Он замахал руками, изображая удары битой, и я спросил:
— Значит, ее убили битой?
— Да понятия не имею, зануда несчастный!
— Женщина? Мужчина?
— Чего?
— Могла ли женщина нанести такие удары? Почему обязательно мужчина?
— Потому что тогда был свидетель, Дебора Купер, она своими глазами видела и однозначно опознала мужчину. Ладно, писатель, разговор окончен. Вы меня слишком бесите.
— А вы сами что думаете про это дело?
Он вытащил из бумажника семейную фотографию.
— У меня две дочки, писатель. Четырнадцать лет и семнадцать. И я не представляю, как бы я пережил то, что пережил отец Келлерган. Я хочу правды. Хочу правосудия. Правосудие — это не просто сумма фактов, это работа, куда более сложная. Так что я буду продолжать расследование. И если обнаружу доказательство невиновности Квеберта, поверьте, он будет на свободе. Но если он виновен, тут уж будьте уверены: я не позволю Роту вешать лапшу на уши жюри, он большой мастак освобождать преступников.
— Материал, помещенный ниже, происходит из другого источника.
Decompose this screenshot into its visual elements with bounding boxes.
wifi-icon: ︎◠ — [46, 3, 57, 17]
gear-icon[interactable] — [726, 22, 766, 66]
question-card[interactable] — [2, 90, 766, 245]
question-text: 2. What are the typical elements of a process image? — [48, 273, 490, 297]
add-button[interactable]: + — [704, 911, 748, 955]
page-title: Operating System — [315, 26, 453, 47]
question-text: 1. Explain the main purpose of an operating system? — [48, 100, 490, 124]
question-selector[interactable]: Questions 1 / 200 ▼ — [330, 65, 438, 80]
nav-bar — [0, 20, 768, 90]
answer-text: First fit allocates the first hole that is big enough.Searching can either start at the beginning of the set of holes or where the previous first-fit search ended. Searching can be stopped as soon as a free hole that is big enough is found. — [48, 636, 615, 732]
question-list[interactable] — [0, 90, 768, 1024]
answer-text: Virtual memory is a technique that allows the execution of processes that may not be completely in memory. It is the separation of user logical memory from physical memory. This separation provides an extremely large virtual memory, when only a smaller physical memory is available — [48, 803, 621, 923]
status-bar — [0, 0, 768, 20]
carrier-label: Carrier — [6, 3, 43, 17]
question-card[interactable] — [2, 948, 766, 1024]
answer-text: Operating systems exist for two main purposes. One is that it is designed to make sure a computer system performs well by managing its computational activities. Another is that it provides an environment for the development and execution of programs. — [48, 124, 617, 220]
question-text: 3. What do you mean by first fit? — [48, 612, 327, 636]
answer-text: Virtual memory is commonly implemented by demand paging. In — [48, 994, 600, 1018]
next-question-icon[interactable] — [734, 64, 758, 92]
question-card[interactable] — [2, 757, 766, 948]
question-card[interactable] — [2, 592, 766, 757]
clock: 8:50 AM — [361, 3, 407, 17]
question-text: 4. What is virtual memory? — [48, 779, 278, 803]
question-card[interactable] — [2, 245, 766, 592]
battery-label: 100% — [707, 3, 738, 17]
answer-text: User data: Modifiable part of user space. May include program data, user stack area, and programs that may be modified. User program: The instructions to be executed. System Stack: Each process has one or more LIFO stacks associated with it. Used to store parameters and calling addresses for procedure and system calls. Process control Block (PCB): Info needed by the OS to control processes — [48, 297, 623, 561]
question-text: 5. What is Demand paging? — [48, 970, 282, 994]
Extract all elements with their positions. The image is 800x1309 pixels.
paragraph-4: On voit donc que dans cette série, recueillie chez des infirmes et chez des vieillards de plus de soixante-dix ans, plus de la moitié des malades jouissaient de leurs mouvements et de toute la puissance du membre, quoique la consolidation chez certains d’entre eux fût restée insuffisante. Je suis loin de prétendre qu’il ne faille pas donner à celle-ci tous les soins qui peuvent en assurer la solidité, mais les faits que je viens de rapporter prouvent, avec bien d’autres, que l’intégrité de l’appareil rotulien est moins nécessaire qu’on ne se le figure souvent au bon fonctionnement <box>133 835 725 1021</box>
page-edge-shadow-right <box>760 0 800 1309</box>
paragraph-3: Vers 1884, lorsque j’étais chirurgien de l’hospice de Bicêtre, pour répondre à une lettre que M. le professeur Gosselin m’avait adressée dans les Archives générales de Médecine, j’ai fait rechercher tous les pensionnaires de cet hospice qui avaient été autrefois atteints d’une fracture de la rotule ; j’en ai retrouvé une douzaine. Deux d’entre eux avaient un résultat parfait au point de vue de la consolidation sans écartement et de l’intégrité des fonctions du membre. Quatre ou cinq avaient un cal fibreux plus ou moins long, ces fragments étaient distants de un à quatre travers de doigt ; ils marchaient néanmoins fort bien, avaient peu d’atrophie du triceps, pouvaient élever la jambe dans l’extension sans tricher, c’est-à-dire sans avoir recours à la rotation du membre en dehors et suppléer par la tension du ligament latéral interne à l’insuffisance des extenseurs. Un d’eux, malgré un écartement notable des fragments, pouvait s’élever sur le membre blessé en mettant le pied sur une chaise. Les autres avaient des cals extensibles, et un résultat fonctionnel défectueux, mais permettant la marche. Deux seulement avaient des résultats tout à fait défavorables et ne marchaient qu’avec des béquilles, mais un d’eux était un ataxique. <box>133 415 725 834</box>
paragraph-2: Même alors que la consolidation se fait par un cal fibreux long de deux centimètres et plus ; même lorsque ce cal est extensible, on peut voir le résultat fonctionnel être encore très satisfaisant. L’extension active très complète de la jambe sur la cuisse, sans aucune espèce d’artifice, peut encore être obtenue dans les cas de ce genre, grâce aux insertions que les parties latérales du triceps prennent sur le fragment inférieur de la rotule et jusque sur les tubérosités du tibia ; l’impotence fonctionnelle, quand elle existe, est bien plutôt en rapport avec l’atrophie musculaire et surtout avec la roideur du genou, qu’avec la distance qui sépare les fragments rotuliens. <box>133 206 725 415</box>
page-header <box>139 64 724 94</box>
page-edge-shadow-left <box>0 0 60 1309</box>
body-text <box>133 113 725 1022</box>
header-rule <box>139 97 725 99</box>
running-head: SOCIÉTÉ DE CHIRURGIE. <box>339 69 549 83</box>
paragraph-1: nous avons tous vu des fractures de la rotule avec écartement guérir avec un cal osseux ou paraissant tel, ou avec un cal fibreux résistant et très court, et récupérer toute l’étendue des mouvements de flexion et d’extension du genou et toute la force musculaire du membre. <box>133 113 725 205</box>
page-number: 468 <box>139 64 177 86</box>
Это уж совсем никакое не правосудие.
Философия Гэхаловуда с его повадками разъяренного бизона мне определенно нравилась.
— В сущности, вы отличный парень, сержант. Давайте я угощу вас пончиками и мы еще побалакаем?
— Я не хочу пончиков, я хочу, чтобы вы убрались отсюда. Мне работать надо.
— Но вы должны мне объяснить, как ведут расследование. Я не умею. Что мне надо делать?
— До свидания, писатель. Насмотрелся я на вас, на всю неделю хватит. А может, и на всю жизнь.
Он не принимал меня всерьез; я был разочарован и не стал настаивать. Протянул ему руку на прощание, он чуть не раздробил мне пальцы своей лапищей, и я ушел. Но уже на улице, на парковке, услышал его оклик: «Писатель!» Я обернулся: его грузная туша рысью двигалась ко мне.
— Писатель, — произнес он, запыхавшись. — Хорошего копа интересует не убийца… А жертва. Вы должны думать о жертве. Начинать надо сначала, с того, что было до убийства. А не с конца. Вы сосредоточились на убийстве и идете по ложному пути. Вам надо задаться вопросом, кто была жертва… Спросите себя, кто такая Нола Келлерган…
— А Дебора Купер?
— Если хотите знать мое мнение, все завязано на Нолу. Дебора Купер — просто побочная жертва. Ищите, кто такая была Нола, и найдете ее убийцу, а заодно и убийцу мамаши Купер.
Кто такая Нола Келлерган? Направляясь в тюрьму штата, я очень рассчитывал задать этот вопрос Гарри. Выглядел он скверно. Судя по всему, его очень волновало содержимое шкафчика в фитнес-клубе.
— Вы все нашли? — спросил он, не успев даже поздороваться.
— Да.
— И все сожгли?
— Да.
— Рукопись тоже?
— Рукопись тоже.
— Почему вы меня не известили, что все сделали? Я чуть не умер от беспокойства! И где вы были эти два дня?